On those days, too, staring into my television, I knew that I was watching something that was"historic" -- but as part of a history that I emphatically did not want.
Yet today seemed something more than a simple antithesis of that "nasty cousin"-ish feeling.
I kept reaching, all day, for a clear understanding of what I was feeling -- I searched for it in the confused sensations that flirted around the edges of my heart and mind as I watched the inaugural festivities.
I searched for it in the expressions that lingered on the faces of joyous, tearful, boisterous crowds, and in my own confused and tender caution as I watched Michelle and Barack Obama step out of the presidential limousine during the parade. ("No! Be careful!" my inner mother-hen whispered, and then, a moment later, my inner activist cried: "Yes! Be Unafraid!")

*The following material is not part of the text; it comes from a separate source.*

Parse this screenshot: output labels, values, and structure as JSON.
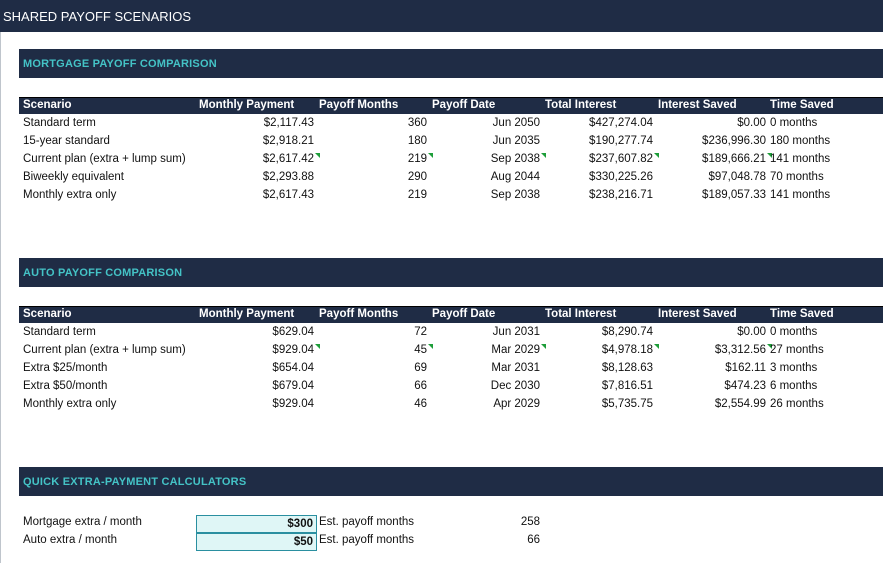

I kept crawling around in my own brain and heart and body all day, trying to put my finger on the exact "difference" that I felt, until I saw this clip in the online coverage I was watching (forgive any commercials, please -- I'm not in control of that, but I wanted you to see the vid):
That's when I knew what was so different for me today.
Barack Obama's presidency does not erase the agony of Myrlie Evers-Williams' loss of her husband Medgar, or the tragedy of our collective loss of her husband as a powerful, committed voice against racism and discrimination of all types.
Barack Obama's presidency does not remove the grueling pain of daily discrimination that Medgar, Myrlie, their children, grandchildren, and countless other people of color have faced in the 45 years since Medgar's murder -- much less mitigate the suffering that centuries of abuse, oppression, and discrimination have perpetrated upon people of color during the history of this nation.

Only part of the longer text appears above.